Isabel Hardman Isabel Hardman

The greenhouse effect

Plants like the lonely Encephalartos have stories that are as marvellous as the organisms themselves

issue 19 May 2018

The glasshouses at Kew Gardens are so popular that they can be quite unbearably busy at weekends. And why shouldn’t they be? They’re beautiful structures and the plants they shelter are so marvellous that they deserve the attention they get, whether from botany nerds, schoolchildren, or millennials dressed for Instagram and posing for selfies in the steamy leafy heat. But for the past five years, the biggest member of the Kew family has been closed to the public. Hidden under an enormous awning that the botanic gardens boasts could have covered three Boeing 747s (one of those area-the-size-of-Wales facts that mean very little), the Temperate House has been undergoing a lengthy restoration.

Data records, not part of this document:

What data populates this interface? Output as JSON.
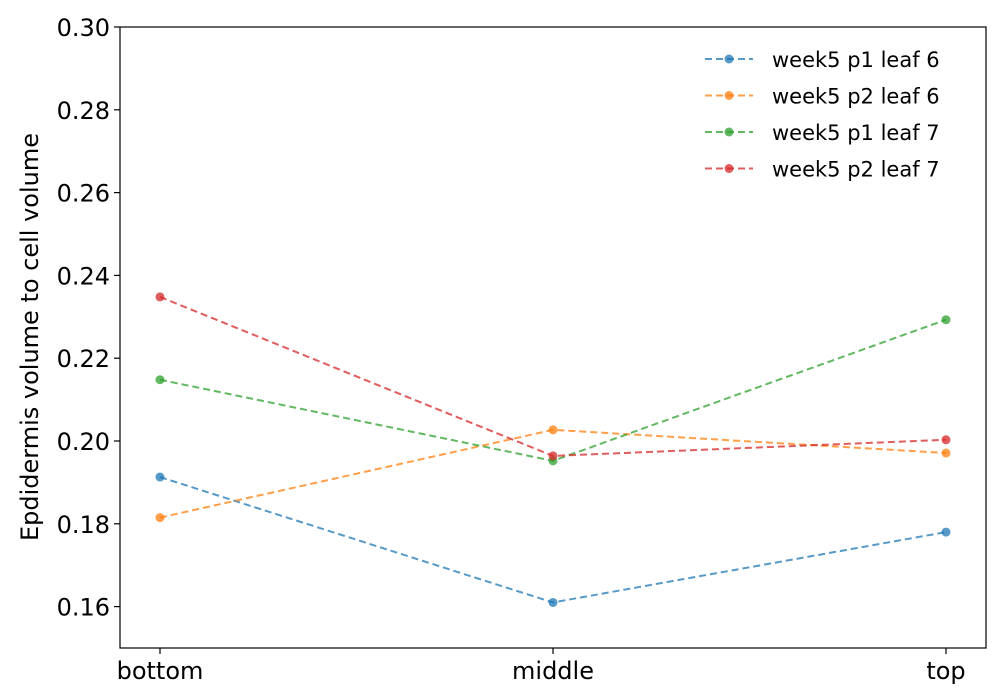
{
  "chart_data": {
    "type": "line",
    "title": "",
    "xlabel": "",
    "ylabel": "Epdidermis volume to cell volume",
    "categories": [
      "bottom",
      "middle",
      "top"
    ],
    "ylim": [
      0.15,
      0.3
    ],
    "yticks": [
      "0.16",
      "0.18",
      "0.20",
      "0.22",
      "0.24",
      "0.26",
      "0.28",
      "0.30"
    ],
    "grid": false,
    "legend_position": "top-right",
    "line_style": "dashed",
    "series": [
      {
        "name": "week5 p1 leaf 6",
        "color": "#1f77b4",
        "values": [
          0.1913,
          0.161,
          0.178
        ]
      },
      {
        "name": "week5 p2 leaf 6",
        "color": "#ff7f0e",
        "values": [
          0.1815,
          0.2027,
          0.1971
        ]
      },
      {
        "name": "week5 p1 leaf 7",
        "color": "#2ca02c",
        "values": [
          0.2148,
          0.1952,
          0.2293
        ]
      },
      {
        "name": "week5 p2 leaf 7",
        "color": "#d62728",
        "values": [
          0.2348,
          0.1964,
          0.2003
        ]
      }
    ]
  }
}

This isn’t just the largest glasshouse at Kew, it’s also the largest surviving Victorian glasshouse in the world. More pointless facts abound, such as the number of panes of glass (15,000) that needed replacing, urns that needed removing and restoring (116) and litres of paint used (5,280). The landscapers are still finishing off the area around the building, which first opened in 1863, and inside things don’t feel quite complete either. Though a number of the older, larger plants had to stay put while the builders worked around them, many were moved, and so everything naturally looks very freshly planted. There are some rather municipal-looking relatives of the common Busy Lizzie (Impatiens hawkeri) planted in the beds as a tribute to the floral displays that the original Victorian gardeners planted, and the soil looks shiny and new. The plants, from temperate regions across the world, will look much more at home after a few months, when they have started sprawling over one another and covering the soil with leaf mould and discarded petals.

That’s not to say that the whole thing isn’t glorious: one of the things that makes it feel so very new and shiny is the sheer scale of the glasshouse, and the amount of space it has, not just for the plants but also for people.